1 files changed, 18 insertions, 4 deletions

diff --git a/security/landlock/syscalls.c b/security/landlock/syscalls.c
index a9760d252fc2..cf9e0483e542 100644
--- a/security/landlock/syscalls.c
+++ b/security/landlock/syscalls.c
@@ -160,7 +160,9 @@ static const struct file_operations ruleset_fops = {
  *        the new ruleset.
  * @size: Size of the pointed &struct landlock_ruleset_attr (needed for
  *        backward and forward compatibility).
- * @flags: Supported value: %LANDLOCK_CREATE_RULESET_VERSION.
+ * @flags: Supported value:
+ *         - %LANDLOCK_CREATE_RULESET_VERSION
+ *         - %LANDLOCK_CREATE_RULESET_ERRATA
  *
  * This system call enables to create a new Landlock ruleset, and returns the
  * related file descriptor on success.
@@ -169,6 +171,10 @@ static const struct file_operations ruleset_fops = {
  * 0, then the returned value is the highest supported Landlock ABI version
  * (starting at 1).
  *
+ * If @flags is %LANDLOCK_CREATE_RULESET_ERRATA and @attr is NULL and @size is
+ * 0, then the returned value is a bitmask of fixed issues for the current
+ * Landlock ABI version.
+ *
  * Possible returned errors are:
  *
  * - %EOPNOTSUPP: Landlock is supported by the kernel but disabled at boot time;
@@ -192,9 +198,15 @@ SYSCALL_DEFINE3(landlock_create_ruleset,
 		return -EOPNOTSUPP;
 
 	if (flags) {
-		if ((flags == LANDLOCK_CREATE_RULESET_VERSION) && !attr &&
-		    !size)
-			return LANDLOCK_ABI_VERSION;
+		if (attr || size)
+			return -EINVAL;
+
+		if (flags == LANDLOCK_CREATE_RULESET_VERSION)

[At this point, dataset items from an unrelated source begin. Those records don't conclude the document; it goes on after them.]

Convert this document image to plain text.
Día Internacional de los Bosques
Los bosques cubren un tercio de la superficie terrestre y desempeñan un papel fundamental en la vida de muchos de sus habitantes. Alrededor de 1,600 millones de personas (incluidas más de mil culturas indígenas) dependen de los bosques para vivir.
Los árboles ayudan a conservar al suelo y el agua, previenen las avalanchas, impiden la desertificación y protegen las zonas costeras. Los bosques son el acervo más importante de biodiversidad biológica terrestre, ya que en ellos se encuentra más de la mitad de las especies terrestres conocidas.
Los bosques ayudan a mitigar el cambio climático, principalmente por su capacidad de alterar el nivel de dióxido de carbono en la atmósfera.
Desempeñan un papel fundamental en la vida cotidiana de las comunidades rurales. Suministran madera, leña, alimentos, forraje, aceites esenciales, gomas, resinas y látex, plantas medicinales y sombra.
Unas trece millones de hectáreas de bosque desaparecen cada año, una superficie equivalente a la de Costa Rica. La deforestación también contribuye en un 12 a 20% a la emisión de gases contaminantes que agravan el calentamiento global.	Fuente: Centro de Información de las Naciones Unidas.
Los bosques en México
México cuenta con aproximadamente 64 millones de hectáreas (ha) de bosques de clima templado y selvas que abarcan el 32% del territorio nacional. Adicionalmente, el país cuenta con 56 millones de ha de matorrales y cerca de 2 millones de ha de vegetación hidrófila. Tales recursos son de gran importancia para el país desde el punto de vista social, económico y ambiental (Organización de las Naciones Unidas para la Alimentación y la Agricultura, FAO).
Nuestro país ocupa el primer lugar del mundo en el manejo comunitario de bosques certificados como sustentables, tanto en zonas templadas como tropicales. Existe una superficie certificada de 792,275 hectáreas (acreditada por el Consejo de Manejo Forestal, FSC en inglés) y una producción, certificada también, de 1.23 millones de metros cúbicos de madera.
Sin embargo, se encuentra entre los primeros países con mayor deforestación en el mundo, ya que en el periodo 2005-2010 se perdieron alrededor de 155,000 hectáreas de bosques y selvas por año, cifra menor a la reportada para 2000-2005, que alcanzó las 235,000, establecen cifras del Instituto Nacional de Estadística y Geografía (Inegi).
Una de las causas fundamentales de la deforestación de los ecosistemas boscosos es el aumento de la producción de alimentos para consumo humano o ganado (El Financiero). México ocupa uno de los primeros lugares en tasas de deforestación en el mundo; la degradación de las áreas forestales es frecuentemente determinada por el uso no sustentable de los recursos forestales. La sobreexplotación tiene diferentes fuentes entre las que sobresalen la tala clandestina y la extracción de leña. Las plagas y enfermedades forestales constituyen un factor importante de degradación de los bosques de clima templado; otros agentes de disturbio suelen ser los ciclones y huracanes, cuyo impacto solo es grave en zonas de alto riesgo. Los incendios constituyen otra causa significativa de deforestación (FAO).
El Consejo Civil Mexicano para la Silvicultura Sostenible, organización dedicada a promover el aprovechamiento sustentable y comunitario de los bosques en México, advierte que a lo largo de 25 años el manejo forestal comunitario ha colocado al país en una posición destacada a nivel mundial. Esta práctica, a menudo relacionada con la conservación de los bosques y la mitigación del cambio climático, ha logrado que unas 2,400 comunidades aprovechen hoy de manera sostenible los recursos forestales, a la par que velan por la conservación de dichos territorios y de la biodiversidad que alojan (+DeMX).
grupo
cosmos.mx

+			return landlock_abi_version;
+
+		if (flags == LANDLOCK_CREATE_RULESET_ERRATA)
+			return landlock_errata;
+
 		return -EINVAL;
 	}
 
@@ -235,6 +247,8 @@ SYSCALL_DEFINE3(landlock_create_ruleset,
 	return ruleset_fd;
 }
 
+const int landlock_abi_version = LANDLOCK_ABI_VERSION;
+
 /*
  * Returns an owned ruleset from a FD. It is thus needed to call
  * landlock_put_ruleset() on the return value.